For those who prioritize review management, public reviews are equivalent to the term positive feedback. They understand the need to have an overwhelming majority of good reviews, as well as the power of genuine testimonials. Therefore, they have methods of collecting as much positive feedback as possible for public display, along with ways to collect comments best kept private.
How can you follow in their footsteps with regards to positive, public comments?
Often, the main tools you use to communicate with your audience are the best ways to collect comments. Social media is an excellent example for several reasons. For one, regardless of the platforms you use, it’s likely that previous customers who follow you love your business. That makes the hunt for reviews easier since you already know where to find a good portion of your loyal fans.
Second, many social media platforms such as Instagram and Facebook have a direct messaging feature. By reaching out through private messaging, you can ensure that a specific customer is truly happy before asking them to leave a public review—being surprised with a negative review can be disappointing.
If you use another method of communication to reach your audience, such as email, this will also help you to determine beforehand what kind of comments a person will make. In addition, you’ll be able to point them to the review channel of your choice, giving you added control over your online reputation.
As mentioned, there’s some feedback that’s best kept private, but you don’t want to hide any feedback that reflects negatively on your business. It’s beneficial to collect constructive criticism and complaints internally for your own use and growth. You simply don’t want long-lasting harm done to your reputation as you try to improve various aspects of your business.
You can use Google Forms, paper surveys at your physical location, email, SurveyMonkey, or a similar survey tool to collect and analyze comments privately. In doing so, you can get more context surrounding complaints you may have received, which you can then use to improve your business. You can also qualify individuals to see who you can confidently reach out to for a good public review.
Having a collection method in place isn’t all that’s needed to succeed at this. You also need to know how to approach customers to get what you need and want from them.
Whether you’re looking for internal insights or public votes of confidence, there are a few things you should keep in mind…
While you could send everyone the same generic message requesting comments, that wouldn’t be the most effective way to go. It wouldn’t show people that you truly care about their individual opinions. Many may not respond to your request at all, while others may lose respect for your business.
Although it takes a bit more time, it’s much better to customize your asks. That’s not to say that you can’t have a framework for your message—you should personalize each request as much as possible, at the very least by using each person’s name.
Let people know what you want to hear about. Are you interested in learning people’s view of your customer service team? Your pricing? Your competitive advantages, if any? Whatever you want to know, ask for thoughts on that specifically.
Now, of course, you shouldn’t corral people into giving a certain answer. After all, you do want honest feedback that you can learn from and that consumers can rely on. But cueing people does end in more value for you. You get to understand the specifics of each person’s experience rather than getting a bunch of vague responses such as “great/horrible experience!”
One last thing you should always do is express your appreciation for any comments you receive. You can do this both with your request and after feedback is given, whether good or bad. By doing this, you reiterate that you really care about what your customers have to say and value the time they take to share with you.
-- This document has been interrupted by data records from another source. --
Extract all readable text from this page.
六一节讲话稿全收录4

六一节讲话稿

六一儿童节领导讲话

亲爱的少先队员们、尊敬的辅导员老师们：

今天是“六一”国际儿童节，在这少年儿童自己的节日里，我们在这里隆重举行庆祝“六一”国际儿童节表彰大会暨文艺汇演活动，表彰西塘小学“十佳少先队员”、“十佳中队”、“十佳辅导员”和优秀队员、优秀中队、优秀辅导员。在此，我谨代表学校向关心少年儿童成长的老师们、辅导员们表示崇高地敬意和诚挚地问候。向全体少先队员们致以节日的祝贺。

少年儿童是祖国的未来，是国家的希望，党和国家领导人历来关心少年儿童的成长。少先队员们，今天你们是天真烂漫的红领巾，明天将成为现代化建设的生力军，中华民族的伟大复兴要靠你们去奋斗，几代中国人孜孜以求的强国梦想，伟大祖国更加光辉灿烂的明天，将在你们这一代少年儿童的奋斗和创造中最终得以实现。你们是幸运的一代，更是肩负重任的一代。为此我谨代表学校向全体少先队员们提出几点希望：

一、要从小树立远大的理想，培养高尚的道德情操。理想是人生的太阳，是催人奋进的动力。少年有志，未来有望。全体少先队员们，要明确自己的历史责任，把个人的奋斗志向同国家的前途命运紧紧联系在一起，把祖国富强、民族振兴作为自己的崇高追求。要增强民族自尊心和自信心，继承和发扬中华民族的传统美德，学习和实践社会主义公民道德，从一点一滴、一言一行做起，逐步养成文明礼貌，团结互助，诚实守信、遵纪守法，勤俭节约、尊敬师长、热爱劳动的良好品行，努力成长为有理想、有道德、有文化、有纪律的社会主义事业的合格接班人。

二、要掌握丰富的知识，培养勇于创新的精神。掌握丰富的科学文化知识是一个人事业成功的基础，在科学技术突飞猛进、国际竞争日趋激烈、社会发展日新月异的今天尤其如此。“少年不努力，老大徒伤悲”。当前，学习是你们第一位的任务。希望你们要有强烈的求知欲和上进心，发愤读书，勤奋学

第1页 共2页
Additionally, you can’t forget to highlight the benefits of speaking up both in conjunction with your ask and thereafter. You could mention the opportunity to help fellow consumers make smart decisions. You could also highlight the improvements that come from constructive reviews, which ultimately benefit current and future customers.
If you take the right approach and choose the right collection tools as discussed above, feedback from your customers will be a real asset to your business.